Cisco’s business had been reeling in China since 2013, when Edward Snowden’s revelations linked its equipment to the National Security Agency’s spying operations.
Now the company is reportedly making another bid to turnaround its struggling China business.
Cisco is planning a partnership with a state-controlled server maker in China called Inspur, the The Wall Street Journal said Wednesday. The paper said the agreement could be announced today during China President Xi Jinping’s meetings with American and Chinese tech companies in Seattle.
It’s quite the reversal for the company that’s widely acknowledged as building the Chinese Internet, including supplying equipment ultimately used for the censorship apparatus known as the Great Firewall.
There are two main takeaways. The first is that Cisco has lost its position of power in China. New government regulations have favored domestic companies and caused Cisco’s annual revenues in China to drop by a quarter since 2012, according to estimates.
“Like other U.S. technology companies, we’ve acknowledged that Cisco has faced geopolitical challenges in recent years,” said Cisco spokesman Nigel Glennie in an email. “However we’ve always taken the long view. China currently represents 3% of our global business, and we remain optimistic about what that can become.” The WSJ said the two sides are discussing Inspur re-selling Cisco’s equipment, as well as developing products together.
The second is that the agreement will likely involve some level of technology transfer. Cisco is unlikely to discuss the specifics and spokesman Glennie declined to comment. However, the Chinese government has pushed Cisco in the past to license its IP to Chinese companies, according to the report “China’s Drive for Indigenous Innovation” by Jim McGregor in 2010. When a draft of China’s anti-monopoly law was being prepared in 2004, McGregor wrote, an agency surveyed so-called abuses of intellectual property by multinational companies and identified Cisco as not sharing its IP with Chinese companies.
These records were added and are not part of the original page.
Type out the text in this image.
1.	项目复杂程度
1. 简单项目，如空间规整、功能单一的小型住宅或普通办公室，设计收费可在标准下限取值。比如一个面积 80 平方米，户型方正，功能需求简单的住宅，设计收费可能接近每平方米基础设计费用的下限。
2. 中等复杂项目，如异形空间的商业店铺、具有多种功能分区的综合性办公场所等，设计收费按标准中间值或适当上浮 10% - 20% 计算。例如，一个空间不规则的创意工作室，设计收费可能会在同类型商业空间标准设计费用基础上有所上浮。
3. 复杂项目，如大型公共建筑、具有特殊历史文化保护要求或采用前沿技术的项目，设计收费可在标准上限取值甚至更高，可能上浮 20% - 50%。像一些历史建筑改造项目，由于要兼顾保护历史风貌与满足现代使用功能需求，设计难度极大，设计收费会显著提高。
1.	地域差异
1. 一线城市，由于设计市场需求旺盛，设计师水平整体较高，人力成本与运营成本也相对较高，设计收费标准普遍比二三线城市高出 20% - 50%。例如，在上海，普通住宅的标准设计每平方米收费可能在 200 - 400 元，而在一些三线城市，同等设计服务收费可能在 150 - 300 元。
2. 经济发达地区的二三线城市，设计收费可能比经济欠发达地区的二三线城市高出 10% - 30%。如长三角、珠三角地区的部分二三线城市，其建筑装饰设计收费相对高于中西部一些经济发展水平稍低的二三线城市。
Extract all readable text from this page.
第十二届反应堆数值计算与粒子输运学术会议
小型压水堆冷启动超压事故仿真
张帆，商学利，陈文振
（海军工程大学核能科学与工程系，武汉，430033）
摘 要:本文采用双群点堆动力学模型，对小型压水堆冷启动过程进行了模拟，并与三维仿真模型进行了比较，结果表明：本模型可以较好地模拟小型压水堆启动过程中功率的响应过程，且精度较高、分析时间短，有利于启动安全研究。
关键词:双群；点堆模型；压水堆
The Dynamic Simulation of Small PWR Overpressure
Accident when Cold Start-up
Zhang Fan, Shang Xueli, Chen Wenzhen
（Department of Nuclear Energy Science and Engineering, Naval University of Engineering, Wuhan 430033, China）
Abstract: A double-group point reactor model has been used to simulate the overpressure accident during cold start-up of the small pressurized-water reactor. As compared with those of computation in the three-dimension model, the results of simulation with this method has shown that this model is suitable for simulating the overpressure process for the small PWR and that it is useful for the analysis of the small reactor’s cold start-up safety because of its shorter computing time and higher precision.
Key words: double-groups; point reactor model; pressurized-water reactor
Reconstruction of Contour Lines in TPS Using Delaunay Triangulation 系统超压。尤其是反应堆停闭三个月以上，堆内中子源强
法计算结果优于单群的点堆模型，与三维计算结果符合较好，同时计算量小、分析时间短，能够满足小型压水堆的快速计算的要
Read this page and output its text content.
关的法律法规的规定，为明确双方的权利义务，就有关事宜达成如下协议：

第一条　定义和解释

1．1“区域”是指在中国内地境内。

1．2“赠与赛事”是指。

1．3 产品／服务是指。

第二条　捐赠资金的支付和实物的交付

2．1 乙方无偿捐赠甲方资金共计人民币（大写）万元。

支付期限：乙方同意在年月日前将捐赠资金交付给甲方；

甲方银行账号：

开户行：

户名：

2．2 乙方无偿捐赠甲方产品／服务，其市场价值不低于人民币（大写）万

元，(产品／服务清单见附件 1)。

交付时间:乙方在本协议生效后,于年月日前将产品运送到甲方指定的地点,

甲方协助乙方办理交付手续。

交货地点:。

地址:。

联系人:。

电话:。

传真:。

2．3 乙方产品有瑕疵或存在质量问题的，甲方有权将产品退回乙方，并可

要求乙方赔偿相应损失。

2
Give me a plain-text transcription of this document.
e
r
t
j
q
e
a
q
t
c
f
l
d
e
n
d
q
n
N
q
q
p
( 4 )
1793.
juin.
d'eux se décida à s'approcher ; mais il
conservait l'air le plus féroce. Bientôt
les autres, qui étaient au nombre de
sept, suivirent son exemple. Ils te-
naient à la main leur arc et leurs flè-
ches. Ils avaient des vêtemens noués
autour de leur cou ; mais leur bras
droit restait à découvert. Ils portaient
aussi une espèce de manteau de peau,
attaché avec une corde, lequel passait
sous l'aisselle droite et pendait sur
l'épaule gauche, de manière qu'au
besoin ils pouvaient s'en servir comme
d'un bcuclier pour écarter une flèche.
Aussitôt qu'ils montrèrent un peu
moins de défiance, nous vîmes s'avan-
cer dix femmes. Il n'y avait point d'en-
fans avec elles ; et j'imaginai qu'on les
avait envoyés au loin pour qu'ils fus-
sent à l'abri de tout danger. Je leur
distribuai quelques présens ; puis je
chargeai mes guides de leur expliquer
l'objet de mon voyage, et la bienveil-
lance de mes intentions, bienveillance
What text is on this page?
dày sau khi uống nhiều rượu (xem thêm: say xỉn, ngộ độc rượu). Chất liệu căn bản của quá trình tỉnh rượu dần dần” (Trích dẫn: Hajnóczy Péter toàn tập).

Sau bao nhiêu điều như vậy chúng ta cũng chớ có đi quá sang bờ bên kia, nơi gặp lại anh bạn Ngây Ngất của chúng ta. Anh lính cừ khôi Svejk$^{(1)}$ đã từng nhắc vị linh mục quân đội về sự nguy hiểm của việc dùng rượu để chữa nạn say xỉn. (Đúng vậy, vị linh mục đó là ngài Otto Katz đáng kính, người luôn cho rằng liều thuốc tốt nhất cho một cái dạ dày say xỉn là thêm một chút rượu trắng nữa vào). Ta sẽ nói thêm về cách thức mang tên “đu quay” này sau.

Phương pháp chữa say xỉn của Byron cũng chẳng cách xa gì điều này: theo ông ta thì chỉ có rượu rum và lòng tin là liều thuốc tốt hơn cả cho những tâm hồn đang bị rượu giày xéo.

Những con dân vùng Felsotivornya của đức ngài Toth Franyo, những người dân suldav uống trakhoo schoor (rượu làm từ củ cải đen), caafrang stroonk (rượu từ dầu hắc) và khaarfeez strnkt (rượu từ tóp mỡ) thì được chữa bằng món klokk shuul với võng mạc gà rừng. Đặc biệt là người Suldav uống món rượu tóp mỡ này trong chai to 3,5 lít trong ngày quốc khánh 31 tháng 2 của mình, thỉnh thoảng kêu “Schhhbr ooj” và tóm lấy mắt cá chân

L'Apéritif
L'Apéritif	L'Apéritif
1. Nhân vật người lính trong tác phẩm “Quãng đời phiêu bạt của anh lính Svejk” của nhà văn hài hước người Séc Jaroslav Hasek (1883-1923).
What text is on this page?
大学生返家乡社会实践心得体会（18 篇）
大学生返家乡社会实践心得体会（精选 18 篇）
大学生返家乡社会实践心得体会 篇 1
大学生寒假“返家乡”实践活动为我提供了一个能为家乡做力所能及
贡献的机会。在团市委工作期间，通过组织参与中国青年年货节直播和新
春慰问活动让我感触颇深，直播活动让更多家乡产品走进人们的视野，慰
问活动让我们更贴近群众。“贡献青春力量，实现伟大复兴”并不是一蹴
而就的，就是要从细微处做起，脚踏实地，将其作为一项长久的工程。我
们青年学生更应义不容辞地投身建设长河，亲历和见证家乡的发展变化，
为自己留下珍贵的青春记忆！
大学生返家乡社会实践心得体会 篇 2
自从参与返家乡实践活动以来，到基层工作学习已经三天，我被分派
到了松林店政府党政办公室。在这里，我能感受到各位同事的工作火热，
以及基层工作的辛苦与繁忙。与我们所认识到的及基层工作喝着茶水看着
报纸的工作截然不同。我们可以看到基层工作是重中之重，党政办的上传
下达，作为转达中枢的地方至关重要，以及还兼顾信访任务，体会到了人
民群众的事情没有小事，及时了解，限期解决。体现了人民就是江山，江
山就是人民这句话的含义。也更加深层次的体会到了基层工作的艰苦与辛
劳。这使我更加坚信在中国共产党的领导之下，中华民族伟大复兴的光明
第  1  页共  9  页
U.S. officials said they have advised U.S. companies to push back against requests for technology transfers, and the Chinese don’t publicly acknowledge the requirements. But consultants and others in China say despite the protestations, the practice of transferring technology is a part of doing business in mainland China—now even more following drafts of new Chinese rules that prevent foreign technology being used in certain industries. China promised to refrain from requiring technology transfers when it joined the World Trade Organization in 2001 and has failed to deliver, according to a report last week from the Information Technology and Innovation Foundation in Washington, D.C.